Esse fluxo processual — primeiro a formalização da partilha e, posteriormente, a atuação do fisco — não impede a cobrança do tributo nem elimina a obrigação do contribuinte, mas apenas modula a sequência dos atos procedimentais.
Decisão reforça a lógica da partilha como fato jurídico declaratório
A posição firmada pela Corte tem implicações práticas relevantes: reconhece que, nos arrolamentos sumários (modalidade simplificada de inventário prevista para situações consensuais e entre partes capazes), não cabe exigir a quitação prévia do ITCMD como condição para a emissão de documentos que apenas formalizam a partilha.
Na lógica processual, a partilha homologada judicialmente tem natureza declaratória do direito dos herdeiros, e não constitutiva.

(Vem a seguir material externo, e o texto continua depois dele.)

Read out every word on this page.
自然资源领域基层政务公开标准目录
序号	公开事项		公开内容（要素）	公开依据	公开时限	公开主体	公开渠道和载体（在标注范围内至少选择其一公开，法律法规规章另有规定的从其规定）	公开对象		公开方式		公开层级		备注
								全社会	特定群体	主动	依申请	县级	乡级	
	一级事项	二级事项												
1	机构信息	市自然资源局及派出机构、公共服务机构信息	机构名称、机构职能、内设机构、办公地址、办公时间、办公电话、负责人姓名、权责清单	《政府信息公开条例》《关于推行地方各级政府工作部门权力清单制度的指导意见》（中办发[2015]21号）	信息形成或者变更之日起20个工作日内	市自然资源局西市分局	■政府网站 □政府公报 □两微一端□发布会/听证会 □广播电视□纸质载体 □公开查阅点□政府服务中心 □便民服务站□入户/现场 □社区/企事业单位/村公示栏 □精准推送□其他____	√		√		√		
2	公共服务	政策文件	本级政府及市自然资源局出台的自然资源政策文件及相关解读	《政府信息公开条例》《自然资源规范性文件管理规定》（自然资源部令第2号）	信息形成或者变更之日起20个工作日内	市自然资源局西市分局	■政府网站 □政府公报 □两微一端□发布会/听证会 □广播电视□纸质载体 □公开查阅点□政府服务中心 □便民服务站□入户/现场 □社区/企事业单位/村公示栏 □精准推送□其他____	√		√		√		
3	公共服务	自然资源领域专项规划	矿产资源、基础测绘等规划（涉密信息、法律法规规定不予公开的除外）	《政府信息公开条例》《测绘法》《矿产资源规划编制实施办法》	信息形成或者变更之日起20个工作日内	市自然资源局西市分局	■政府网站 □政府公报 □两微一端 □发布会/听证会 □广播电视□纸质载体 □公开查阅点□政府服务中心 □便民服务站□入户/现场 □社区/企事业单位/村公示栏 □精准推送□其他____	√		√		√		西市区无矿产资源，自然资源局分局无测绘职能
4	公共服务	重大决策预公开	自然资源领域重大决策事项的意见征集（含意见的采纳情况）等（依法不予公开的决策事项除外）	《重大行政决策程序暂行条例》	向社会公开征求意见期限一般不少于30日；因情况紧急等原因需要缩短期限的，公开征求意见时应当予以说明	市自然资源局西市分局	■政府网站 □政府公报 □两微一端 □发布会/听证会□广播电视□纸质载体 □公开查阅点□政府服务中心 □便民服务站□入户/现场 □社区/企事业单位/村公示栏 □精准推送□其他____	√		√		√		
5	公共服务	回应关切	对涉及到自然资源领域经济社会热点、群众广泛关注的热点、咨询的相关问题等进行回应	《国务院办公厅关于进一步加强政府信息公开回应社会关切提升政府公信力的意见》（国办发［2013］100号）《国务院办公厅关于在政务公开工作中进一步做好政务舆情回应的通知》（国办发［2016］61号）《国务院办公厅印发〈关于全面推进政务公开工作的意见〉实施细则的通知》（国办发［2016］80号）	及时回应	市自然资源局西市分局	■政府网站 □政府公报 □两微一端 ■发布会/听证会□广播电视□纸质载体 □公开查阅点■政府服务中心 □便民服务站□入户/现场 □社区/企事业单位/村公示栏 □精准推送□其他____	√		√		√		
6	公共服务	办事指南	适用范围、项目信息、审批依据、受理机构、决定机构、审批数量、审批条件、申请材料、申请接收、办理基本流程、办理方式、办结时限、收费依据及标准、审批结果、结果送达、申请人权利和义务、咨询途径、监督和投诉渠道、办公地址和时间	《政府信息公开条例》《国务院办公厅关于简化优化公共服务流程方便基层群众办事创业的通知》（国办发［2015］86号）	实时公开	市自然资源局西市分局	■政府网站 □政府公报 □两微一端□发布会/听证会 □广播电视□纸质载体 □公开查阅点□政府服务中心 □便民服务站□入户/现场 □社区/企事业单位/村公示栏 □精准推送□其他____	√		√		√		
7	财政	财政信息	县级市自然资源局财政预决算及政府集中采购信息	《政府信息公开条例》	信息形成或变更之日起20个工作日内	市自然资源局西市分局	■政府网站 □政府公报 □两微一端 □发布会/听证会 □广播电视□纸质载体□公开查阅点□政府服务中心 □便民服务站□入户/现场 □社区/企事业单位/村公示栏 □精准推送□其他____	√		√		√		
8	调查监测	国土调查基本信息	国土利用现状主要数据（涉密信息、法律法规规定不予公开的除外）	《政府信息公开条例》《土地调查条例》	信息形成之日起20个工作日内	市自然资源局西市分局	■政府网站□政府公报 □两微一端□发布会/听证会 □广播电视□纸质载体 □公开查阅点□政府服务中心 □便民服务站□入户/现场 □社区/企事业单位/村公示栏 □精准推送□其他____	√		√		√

Assim, a exigência de prévio recolhimento do imposto como condição de sua efetivação contraria a própria estrutura do arrolamento sumário, concebido para ser célere e desburocratizado.
Não há violação à isonomia tributária
O STF também afastou a alegação de violação ao princípio da isonomia (art. 150, II, da CF), entendendo que o tratamento conferido pelo § 2º do art. 659 não se refere a contribuintes em situação tributária equivalente, mas sim a uma etapa procedimental distinta, exclusiva dos arrolamentos sumários.
Ou seja, a norma não cria privilégios fiscais nem concede isenções, apenas estabelece um rito processual mais ágil, condizente com a natureza consensual do procedimento.
Precedentes e reforço à constitucionalidade
O julgamento também se baseou na jurisprudência da própria Corte, como o precedente do RE 636.562 (Tema 390 da repercussão geral), no qual se reconheceu que a instituição e arrecadação de tributos estaduais não pode ser obstada por normas processuais federais, desde que não afetem o exercício da competência tributária. No caso da ADI 5.894/DF, a norma em exame não suprime o ITCMD, mas apenas reorganiza os atos em sua cobrança.
Impactos práticos para advogados e herdeiros
A decisão representa um alívio para os herdeiros e advogados que atuam em inventários judiciais, sobretudo quando há dificuldades financeiras para o imediato pagamento do ITCMD. A exigência da quitação do imposto como pré-condição para a expedição de documentos processuais muitas vezes gerava travas indevidas ao trâmite de arrolamentos, dificultando o acesso a bens herdados, inclusive quando necessários à própria quitação dos tributos.
Com a constitucionalidade do dispositivo reconhecida, reforça-se a segurança jurídica e a racionalidade procedimental, permitindo que a expedição do formal de partilha ou carta de adjudicação se realize de forma célere, sem prejuízo do posterior lançamento tributário pelo fisco estadual.
Conclusão
A decisão do STF na ADI 5.894/DF consagra um importante entendimento: não se pode confundir etapa processual com fato gerador de tributo. A norma impugnada apenas organiza o procedimento de arrolamento sumário, mantendo íntegro o dever de recolhimento do ITCMD pelos contribuintes.
Para operadores do Direito, trata-se de mais um exemplo da atuação da Corte no equilíbrio entre as competências legislativas e os direitos fundamentais à razoável duração do processo e à desburocratização do Judiciário — pilares que devem nortear a efetividade do acesso à Justiça no Brasil.